For the hub gene of PSMB9, which is located in the class II region of the major histocompatibility complex (MHC), its protein of proteasome is a multicatalytic proteinase complex with a highly ordered ring-shaped 20S core structure. Gamma interferon induced the expression of PSMB9 gene, of which product replaces catalytic subunit 1 in the immunoproteasome. A recent genome-wide methylation study [80] indicated the top-associated CpG site of cg04908668 in the PSMB9 gene might implicate in nitrogen dioxide (NO2)-exposure-related lung function damage or respiratory disease. Abnormal expressed of PSMB9 and TAP2 gene are prominently associated with POCD, and both PSMB9 and TAP2 gene accompanied with other COPD-expressed genes such as PSMB8 and TAP1 involved in the antigen processing and presentation pathway, which might change phenotypes of alveolar epithelial type II cells in COPD lungs [81]. Consistently, our results indicate the top-ranked pathway of antigen processing and presentation pathway enriched by identified risk genes potentially implicated in the aetiology of childhood-onset asthma. With regard to the hub gene of TAP2, it encodes a membrane-associated protein, which is a member of the superfamily of ATP-binding cassette (ABC) transporters.
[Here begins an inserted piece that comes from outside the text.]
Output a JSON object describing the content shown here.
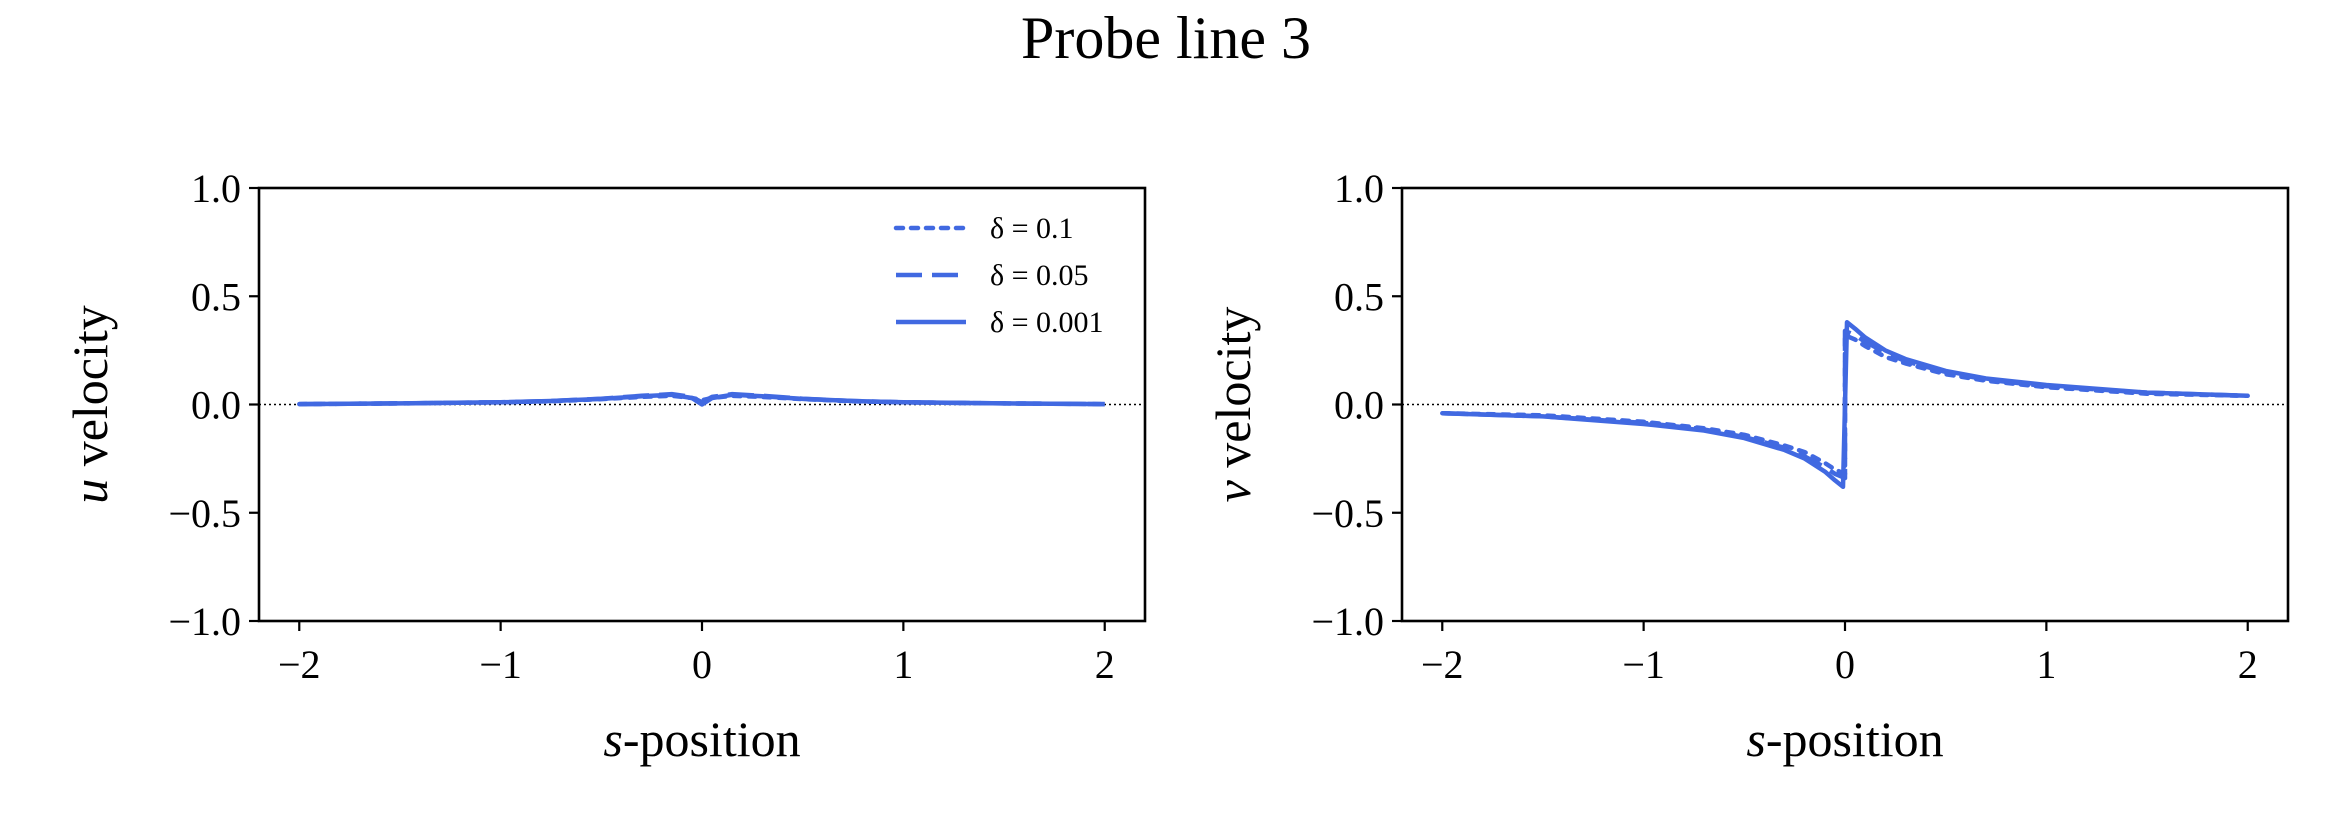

Many genetic variants in TAP2 gene have been reported to contribute susceptibility to pulmonary tuberculosis [82, 83], diffuse panbronchiolitis [84], aspirin exacerbated respiratory disease [85], and idiopathic bronchiectasis [86]. Down-regulated expression of TAP2 and TAP1 may partially deficient HLA Class I expression and then deficient antigen processing in small cell lung cancer lines (SCLC) [87]. Together, these results indicate these identified eSNPs and risk genes are more likely to be functional candidates for further molecular experiments.

Conclusions

In sum, current integrative genomics analysis provides an effective approach to connect genetic variants across the whole genome with genes through their cis- and/or trans-regulatory effects on expression, which is more biologically relevant and interpretable than a pure GWAS analysis for individual association signals. Based on multiple lines of evidence, we highlighted 31 genes including PSMB9 and TAP2 with multiple eSNPs as childhood-onset asthma-associated causative candidates. More molecular experiments are warranted to be conducted for uncovering the detailed biological mechanisms of these prioritized genes for childhood-onset asthma risk.